Sunday, March 9, 2008

Optimistic and Pessimistic Creation

Say one needs to create objects in one namespace in a controlled fashion (i.e. avoid duplicates, avoid loss); what strategy can one employ?

The Problem

The basic issue one has to deal with comes from the fact that possibly multiple processes are actively accessing a given namespace thereby collisions can occur: in namespace N, process 1 creates object O1 whilst process 2 does the same (i.e. creates object O1).

The left-hand side diagram illustrates the problem: the competing processes race to win the creation event during which time a meta-stable state exists i.e. no one process can be certain (to a reasonable degree) which will win the race.

Two main strategies
There are (at least) two main strategies to address the problem: an optimistic and a pessimistic one.

The optimistic strategy can be used in patterns where a process is considered reasonably alone in accessing a given namespace. Example: a user accessing is private file folder.

The pessimistic strategy must be employed in situations where multiple processes potentially access a given namespace. Example: an application's user creation flow.

Optimistic Strategy
The optimistic strategy consists in a simple procedure. The system:

  1. verifies if object[X] exists
  2. creates object[X] if it does not exist
The notation object[X] just means: an object with for identifier X.

Pessimistic Strategy
The pessimistic strategy is outfitted with a probabilistic equivocation reduction process. The system:
  1. verifies if object X exists in the namespace
  2. generate a reasonable unique identifier UID
  3. creates a new identifier [X;UID]
  4. verifies if an object with for identifier [X;UID] exists in the namespace
  5. following #4, if no object exists, wait for Y units of time
  6. verifies if any object with identifier prefix X exists
  7. if the process' object with [X:UID] comes as first created (assuming multiple hits), then the process wins the creation race
An Application: Amazon S3 WEB Service

Say an application must be crafted with a system for registering users.
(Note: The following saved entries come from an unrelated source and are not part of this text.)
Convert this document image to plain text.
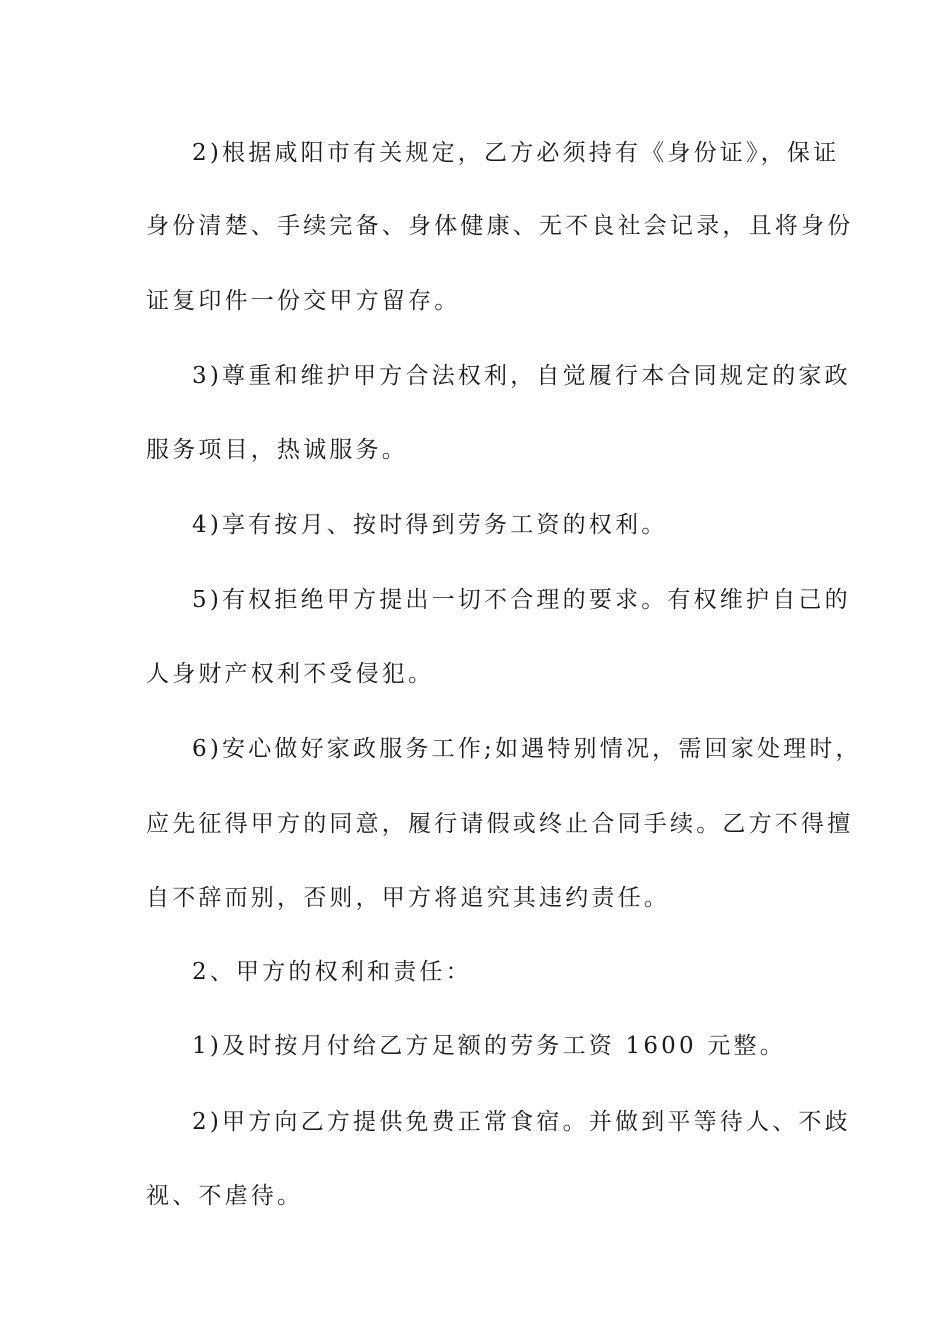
2)根据咸阳市有关规定，乙方必须持有《身份证》，保证
身份清楚、手续完备、身体健康、无不良社会记录，且将身份
证复印件一份交甲方留存。
3)尊重和维护甲方合法权利，自觉履行本合同规定的家政
服务项目，热诚服务。
4)享有按月、按时得到劳务工资的权利。
5)有权拒绝甲方提出一切不合理的要求。有权维护自己的
人身财产权利不受侵犯。
6)安心做好家政服务工作;如遇特别情况，需回家处理时，
应先征得甲方的同意，履行请假或终止合同手续。乙方不得擅
自不辞而别，否则，甲方将追究其违约责任。
2、甲方的权利和责任：
1)及时按月付给乙方足额的劳务工资 1600 元整。
2)甲方向乙方提供免费正常食宿。并做到平等待人、不歧
视、不虐待。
Obviously, this process must be controlled: the system must be designed to deal with conditions such as:
Use Case: user X tries to register to the application with user-name UN1 at the same time as user Y goes for UN1.
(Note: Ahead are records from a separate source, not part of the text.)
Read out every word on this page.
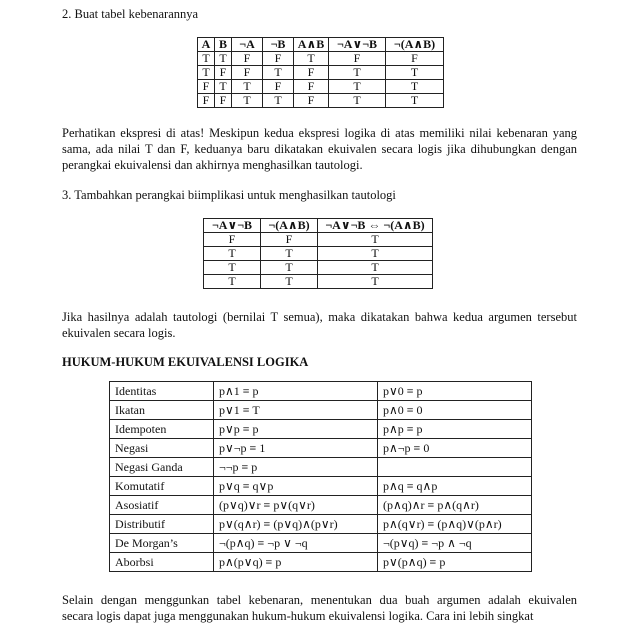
2. Buat tabel kebenarannya
A	B	¬A	¬B	A∧B	¬A∨¬B	¬(A∧B)
T	T	F	F	T	F	F
T	F	F	T	F	T	T
F	T	T	F	F	T	T
F	F	T	T	F	T	T
Perhatikan ekspresi di atas! Meskipun kedua ekspresi logika di atas memiliki nilai kebenaran yang
sama, ada nilai T dan F, keduanya baru dikatakan ekuivalen secara logis jika dihubungkan dengan
perangkai ekuivalensi dan akhirnya menghasilkan tautologi.
3. Tambahkan perangkai biimplikasi untuk menghasilkan tautologi
¬A∨¬B	¬(A∧B)	¬A∨¬B ⇔ ¬(A∧B)
F	F	T
T	T	T
T	T	T
T	T	T
Jika hasilnya adalah tautologi (bernilai T semua), maka dikatakan bahwa kedua argumen tersebut
ekuivalen secara logis.
HUKUM-HUKUM EKUIVALENSI LOGIKA
Identitas	p∧1 ≡ p	p∨0 ≡ p
Ikatan	p∨1 ≡ T	p∧0 ≡ 0
Idempoten	p∨p ≡ p	p∧p ≡ p
Negasi	p∨¬p ≡ 1	p∧¬p ≡ 0
Negasi Ganda	¬¬p ≡ p	
Komutatif	p∨q ≡ q∨p	p∧q ≡ q∧p
Asosiatif	(p∨q)∨r ≡ p∨(q∨r)	(p∧q)∧r ≡ p∧(q∧r)
Distributif	p∨(q∧r) ≡ (p∨q)∧(p∨r)	p∧(q∨r) ≡ (p∧q)∨(p∧r)
De Morgan’s	¬(p∧q) ≡ ¬p ∨ ¬q	¬(p∨q) ≡ ¬p ∧ ¬q
Aborbsi	p∧(p∨q) ≡ p	p∨(p∧q) ≡ p
Selain dengan menggunkan tabel kebenaran, menentukan dua buah argumen adalah ekuivalen
secara logis dapat juga menggunakan hukum-hukum ekuivalensi logika. Cara ini lebih singkat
One way to deal with the creation of unique user records on Amazon S3 I propose is:
  1. Generate a long unique identifier (e.g. 32bytes)
  2. Prepare a string identifier I/UID where I is the wanted identifier
  3. PUT-OBJECT with for URI /I/UID
  4. Wait for Y seconds (e.g. 3seconds)
  5. LIST-OBJECTS with for prefix /I
  6. If the object with for prefix /I/UID comes out to be the first created, then the process wins
The advantage of this algorithm stems from the fact that only 2 HTTP requests are necessary for each creation instance.